Em Timor...
AO ouvir falar dos 20 anos do referendo para a Independência de Timor, lembrei-me do Eusébio em Timor anos depois (e eu com ele por lá).
Lembrei-me do Eusébio em Santa Cruz - e de me parecer que bungavílias vermelhas lhe subiam aos olhos a molharem-se na sua reza junto ao túmulo de Sebastião Gomes, um dos mortos no massacre do cemitério. E quando, de seguida, lhe contaram a Tragédia da Kareta que se vivera à sombra do estádio onde o esperavam para marcar um simbólico pénalti a Xanana, ao explicarem-lhe que a kareta era a camioneta atafulhada de corpos queimados pelas milícias indonésias levados para atirar ao mar - olhando-o nos olhos outra vez, eu já não vi as bungavílias vermelhas, vi um coração, o molhado coração do Eusébio.
Coração diferente vi-lhe depois, também, quando, com Xanana Gusmão já equipado a preceito e debaixo da baliza, o Eusébio chutou, o Xanana voou - e, ao agarrar a bola, ergueu-se do chão, eufórico, atirando ao ar o seu brado:
- Foi a defesa da minha vida, pois até hoje só quatro guarda-redes tinham defendido penáltis do Eusébio…
e o Eusébio, piscando-me o olho, por entre o frenesim de bailarinas dançando tébedais, soltou de si o murmúrio que me apanhou e comoveu (digo-o agora):
- Chutei devagarinho para a mão dele pois não seria capaz de marcar um golo ao Benfica - e Xanana é Benfica!

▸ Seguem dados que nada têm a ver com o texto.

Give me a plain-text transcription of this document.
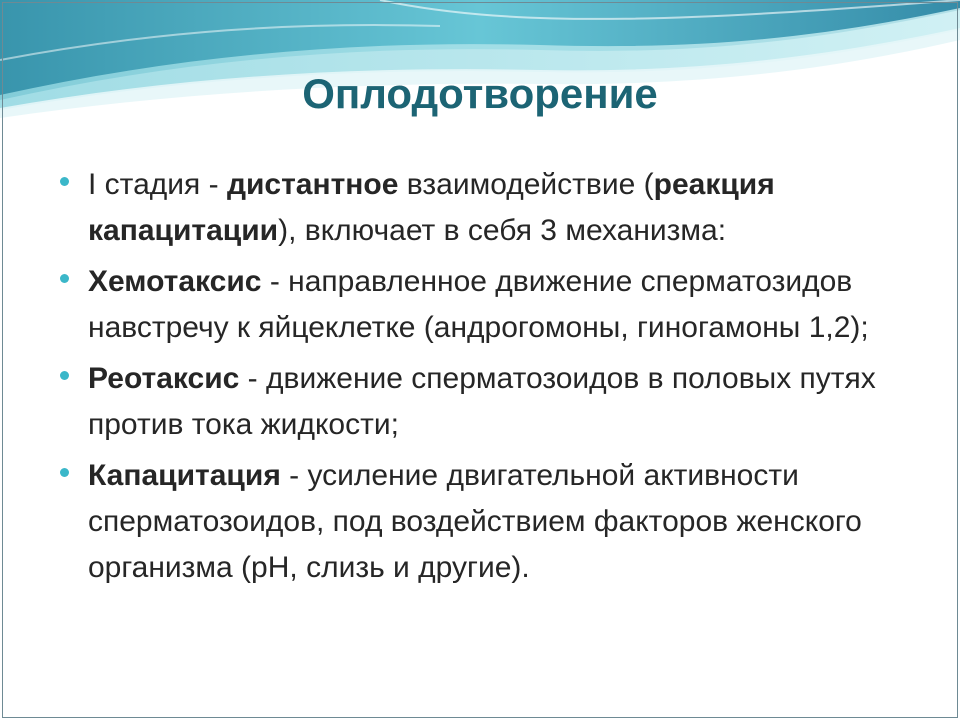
Оплодотворение
I стадия - дистантное взаимодействие (реакция капацитации), включает в себя 3 механизма:
Хемотаксис - направленное движение сперматозидов навстречу к яйцеклетке (андрогомоны, гиногамоны 1,2);
Реотаксис - движение сперматозоидов в половых путях против тока жидкости;
Капацитация - усиление двигательной активности сперматозоидов, под воздействием факторов женского организма (рН, слизь и другие).
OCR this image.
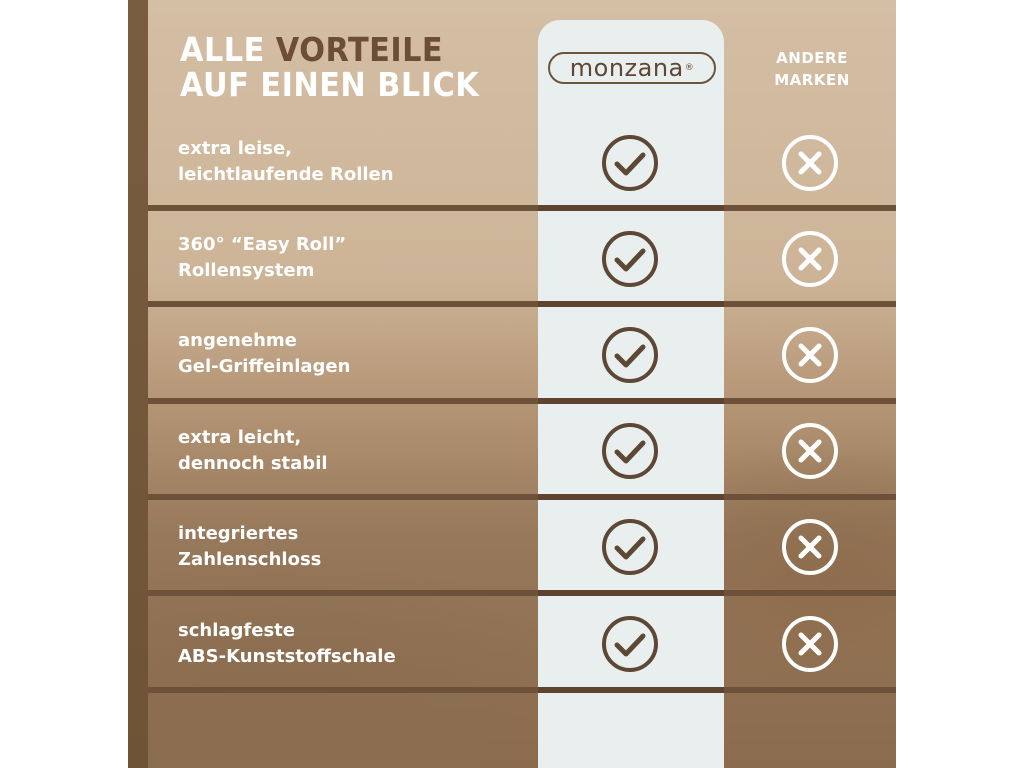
ALLE VORTEILE
AUF EINEN BLICK	monzana ®
ANDERE
MARKEN
extra leise,
leichtlaufende Rollen
360° “Easy Roll”
Rollensystem
angenehme
Gel-Griffeinlagen
extra leicht,
dennoch stabil
integriertes
Zahlenschloss
schlagfeste
ABS-Kunststoffschale
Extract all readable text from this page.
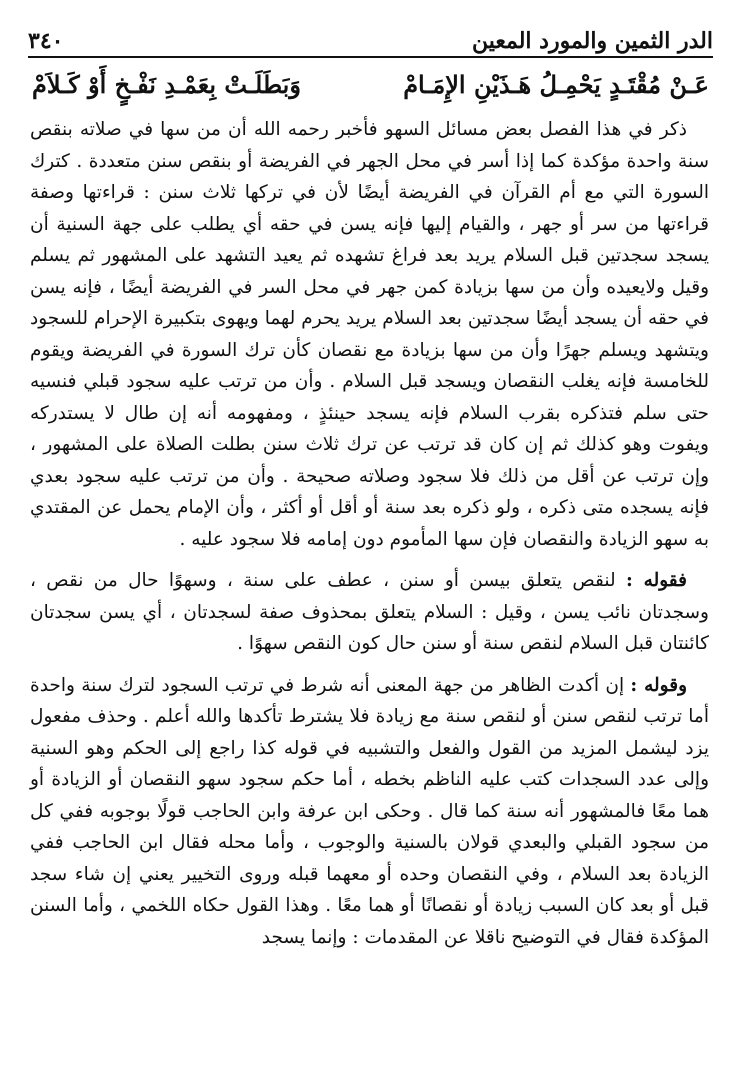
الدر الثمين والمورد المعين
٣٤٠
عَـنْ مُقْتَـدٍ يَحْمِـلُ هَـذَيْنِ الإِمَـامْ
وَبَطَلَـتْ بِعَمْـدِ نَفْـخٍ أَوْ كَـلاَمْ

ذكر في هذا الفصل بعض مسائل السهو فأخبر رحمه الله أن من سها في صلاته بنقص سنة واحدة مؤكدة كما إذا أسر في محل الجهر في الفريضة أو بنقص سنن متعددة . كترك السورة التي مع أم القرآن في الفريضة أيضًا لأن في تركها ثلاث سنن : قراءتها وصفة قراءتها من سر أو جهر ، والقيام إليها فإنه يسن في حقه أي يطلب على جهة السنية أن يسجد سجدتين قبل السلام يريد بعد فراغ تشهده ثم يعيد التشهد على المشهور ثم يسلم وقيل ولايعيده وأن من سها بزيادة كمن جهر في محل السر في الفريضة أيضًا ، فإنه يسن في حقه أن يسجد أيضًا سجدتين بعد السلام يريد يحرم لهما ويهوى بتكبيرة الإحرام للسجود ويتشهد ويسلم جهرًا وأن من سها بزيادة مع نقصان كأن ترك السورة في الفريضة ويقوم للخامسة فإنه يغلب النقصان ويسجد قبل السلام . وأن من ترتب عليه سجود قبلي فنسيه حتى سلم فتذكره بقرب السلام فإنه يسجد حينئذٍ ، ومفهومه أنه إن طال لا يستدركه ويفوت وهو كذلك ثم إن كان قد ترتب عن ترك ثلاث سنن بطلت الصلاة على المشهور ، وإن ترتب عن أقل من ذلك فلا سجود وصلاته صحيحة . وأن من ترتب عليه سجود بعدي فإنه يسجده متى ذكره ، ولو ذكره بعد سنة أو أقل أو أكثر ، وأن الإمام يحمل عن المقتدي به سهو الزيادة والنقصان فإن سها المأموم دون إمامه فلا سجود عليه .

فقوله : لنقص يتعلق بيسن أو سنن ، عطف على سنة ، وسهوًا حال من نقص ، وسجدتان نائب يسن ، وقيل : السلام يتعلق بمحذوف صفة لسجدتان ، أي يسن سجدتان كائنتان قبل السلام لنقص سنة أو سنن حال كون النقص سهوًا .

وقوله : إن أكدت الظاهر من جهة المعنى أنه شرط في ترتب السجود لترك سنة واحدة أما ترتب لنقص سنن أو لنقص سنة مع زيادة فلا يشترط تأكدها والله أعلم . وحذف مفعول يزد ليشمل المزيد من القول والفعل والتشبيه في قوله كذا راجع إلى الحكم وهو السنية وإلى عدد السجدات كتب عليه الناظم بخطه ، أما حكم سجود سهو النقصان أو الزيادة أو هما معًا فالمشهور أنه سنة كما قال . وحكى ابن عرفة وابن الحاجب قولًا بوجوبه ففي كل من سجود القبلي والبعدي قولان بالسنية والوجوب ، وأما محله فقال ابن الحاجب ففي الزيادة بعد السلام ، وفي النقصان وحده أو معهما قبله وروى التخيير يعني إن شاء سجد قبل أو بعد كان السبب زيادة أو نقصانًا أو هما معًا . وهذا القول حكاه اللخمي ، وأما السنن المؤكدة فقال في التوضيح ناقلا عن المقدمات : وإنما يسجد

Lembrei-me do Eusébio a distribuir bolas de futebol pelas escolas da ilha ainda martirizada pelo descabelo das milícias (e pelo jugo indonésio) e de, em Aileu, lhe surgir, sorrateiro, um rapazinho a mostrar-lhe o BI que tinha no nome: Eujébio das Neves - e vendo o Eusébio em espanto o rapazinho lhe explicou:
- Chamo-me assim porque meu pai era louco pelo Benfica. Os indonésios estragaram-me o nome, em vez do s puseram j. Não faz mal porque eu sei que sou Eusébio, Eusébio como o senhor…
Lembrei-me do Eusébio a... a... a... (e falta-me o espaço contar mais do Eusébio: eterno e coração em Timor).